AFAD Başkanı Memiş: "Dünyanın en büyük afet sonrası iyileştirme operasyonunu Türkiye Cumhuriyeti Devleti ve aziz Türk milleti başarmıştır"

EKONOMİ 09.10.2024 - 20:57, Güncelleme: 09.10.2024 - 21:08
 

AFAD Başkanı Memiş: "Dünyanın en büyük afet sonrası iyileştirme operasyonunu Türkiye Cumhuriyeti Devleti ve aziz Türk milleti başarmıştır"

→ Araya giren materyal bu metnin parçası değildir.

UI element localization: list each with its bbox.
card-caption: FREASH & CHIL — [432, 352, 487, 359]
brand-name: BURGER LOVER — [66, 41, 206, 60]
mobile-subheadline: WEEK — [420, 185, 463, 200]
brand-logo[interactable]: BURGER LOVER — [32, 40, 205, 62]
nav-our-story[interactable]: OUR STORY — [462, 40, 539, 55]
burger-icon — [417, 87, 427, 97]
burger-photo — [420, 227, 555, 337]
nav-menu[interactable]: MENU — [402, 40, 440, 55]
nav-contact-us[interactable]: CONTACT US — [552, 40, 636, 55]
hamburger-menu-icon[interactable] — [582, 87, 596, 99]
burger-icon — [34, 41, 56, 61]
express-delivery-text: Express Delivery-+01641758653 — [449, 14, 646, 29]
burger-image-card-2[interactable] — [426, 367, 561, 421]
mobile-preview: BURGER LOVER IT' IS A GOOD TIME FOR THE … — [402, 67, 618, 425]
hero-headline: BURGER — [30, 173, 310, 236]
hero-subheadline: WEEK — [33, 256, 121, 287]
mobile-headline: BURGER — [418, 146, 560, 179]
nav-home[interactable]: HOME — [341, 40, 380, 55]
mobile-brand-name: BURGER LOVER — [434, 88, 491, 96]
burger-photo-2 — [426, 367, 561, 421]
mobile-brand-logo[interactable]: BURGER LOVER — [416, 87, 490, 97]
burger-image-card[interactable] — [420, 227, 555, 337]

Çanakkale Onsekiz Mart Üniversitesinin '2024-2025 Akademik Yılı Açılış Töreni'nde 'Türkiye'de Afet Yönetimi ve 6 Şubat Depremleri' konusunda ilk dersi veren AFAD Başkanı Okay Memiş, "Anlattığım operasyon dünyanın en büyük afet sonrası iyileştirme operasyonudur. Bunu Türkiye Cumhuriyeti Devleti ve aziz Türk milleti başarmıştır. Eksiklerimiz vardır ama bu operasyon bu kadar kısa sürede yapılan en büyük operasyonudur. Bunu dünyadaki diğer afetleri inceleyerek söyledik" dedi.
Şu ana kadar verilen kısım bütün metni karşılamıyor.